Annette Giesriegl: Naja, wir hoffen auf alle Fälle, dass es funktioniert. Der Verein V:NM hat ja viele Mitglieder aus Graz und vor allem auch aus Wien. Und da das auch eine Initiative dieses Vereins ist, stehen auch all diese Musiker zur Verfügung. Und wer aus Wien kommen kann – und da besteht jetzt auch reges Interesse – , ist auch immer willkommen. Da schaut es recht gut aus im Moment. Und wenn nicht so viele Leute aus Wien kommen können, gibt es hier in der Steiermark immer noch genug improvisierende Musiker, die wir einladen können.

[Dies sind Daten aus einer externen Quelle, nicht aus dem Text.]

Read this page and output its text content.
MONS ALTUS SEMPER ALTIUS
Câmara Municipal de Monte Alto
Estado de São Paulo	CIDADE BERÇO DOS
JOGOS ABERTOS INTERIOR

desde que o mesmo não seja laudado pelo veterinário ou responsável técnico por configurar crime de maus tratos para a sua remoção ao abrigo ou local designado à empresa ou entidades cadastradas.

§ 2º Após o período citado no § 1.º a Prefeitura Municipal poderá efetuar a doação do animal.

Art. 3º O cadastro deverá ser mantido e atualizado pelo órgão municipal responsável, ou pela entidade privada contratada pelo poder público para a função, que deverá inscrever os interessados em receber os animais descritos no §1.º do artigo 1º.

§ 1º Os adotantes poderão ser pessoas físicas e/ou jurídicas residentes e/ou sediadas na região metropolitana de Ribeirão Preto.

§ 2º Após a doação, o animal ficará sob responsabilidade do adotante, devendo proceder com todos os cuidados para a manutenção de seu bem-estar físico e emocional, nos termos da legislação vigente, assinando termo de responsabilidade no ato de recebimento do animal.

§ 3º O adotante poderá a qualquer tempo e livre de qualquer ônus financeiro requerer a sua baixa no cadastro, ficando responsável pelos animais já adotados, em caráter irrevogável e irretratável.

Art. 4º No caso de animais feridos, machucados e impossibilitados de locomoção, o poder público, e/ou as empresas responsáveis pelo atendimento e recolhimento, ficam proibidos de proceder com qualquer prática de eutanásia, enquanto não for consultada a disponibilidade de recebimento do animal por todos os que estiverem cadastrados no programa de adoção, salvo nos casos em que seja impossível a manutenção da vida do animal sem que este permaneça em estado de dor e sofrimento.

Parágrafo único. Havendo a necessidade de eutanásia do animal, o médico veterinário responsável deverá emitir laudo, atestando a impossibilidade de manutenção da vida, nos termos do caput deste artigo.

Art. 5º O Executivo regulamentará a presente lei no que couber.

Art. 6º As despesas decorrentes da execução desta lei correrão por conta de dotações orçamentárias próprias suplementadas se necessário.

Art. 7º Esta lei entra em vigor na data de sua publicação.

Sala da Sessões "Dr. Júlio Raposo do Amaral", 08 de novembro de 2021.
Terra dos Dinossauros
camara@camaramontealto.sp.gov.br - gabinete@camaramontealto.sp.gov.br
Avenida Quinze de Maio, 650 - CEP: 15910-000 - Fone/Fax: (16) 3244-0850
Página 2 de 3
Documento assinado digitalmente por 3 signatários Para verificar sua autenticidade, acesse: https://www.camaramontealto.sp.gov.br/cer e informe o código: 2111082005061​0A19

Gründler: Es hat sich auch gezeigt, dass das Orchester auch eine gewisse Schwungmasse entwickelt hat, weil nach dem ersten Mal gleich mehrere Anfragen auch von solchen heimischen Musikern kamen, die nicht zum engeren Kreis von V:NM zählen. Wir haben da auch keine Berührungsängste, so lange sie idiomatisch zu uns passen. Wir sehen diese Aufweichung über den Verein V:NM hinaus auch positiv, weil wieder neue Leute kommen.

Giesriegl:
Wir sehen das auch als Vernetzung und Belebung unserer gesamten Szene hier. Und da gibt es ja auch ein großes Potenzial von Seiten der KUG, da gibt es sehr viele junge improvisierende Musiker, die Interesse bekunden.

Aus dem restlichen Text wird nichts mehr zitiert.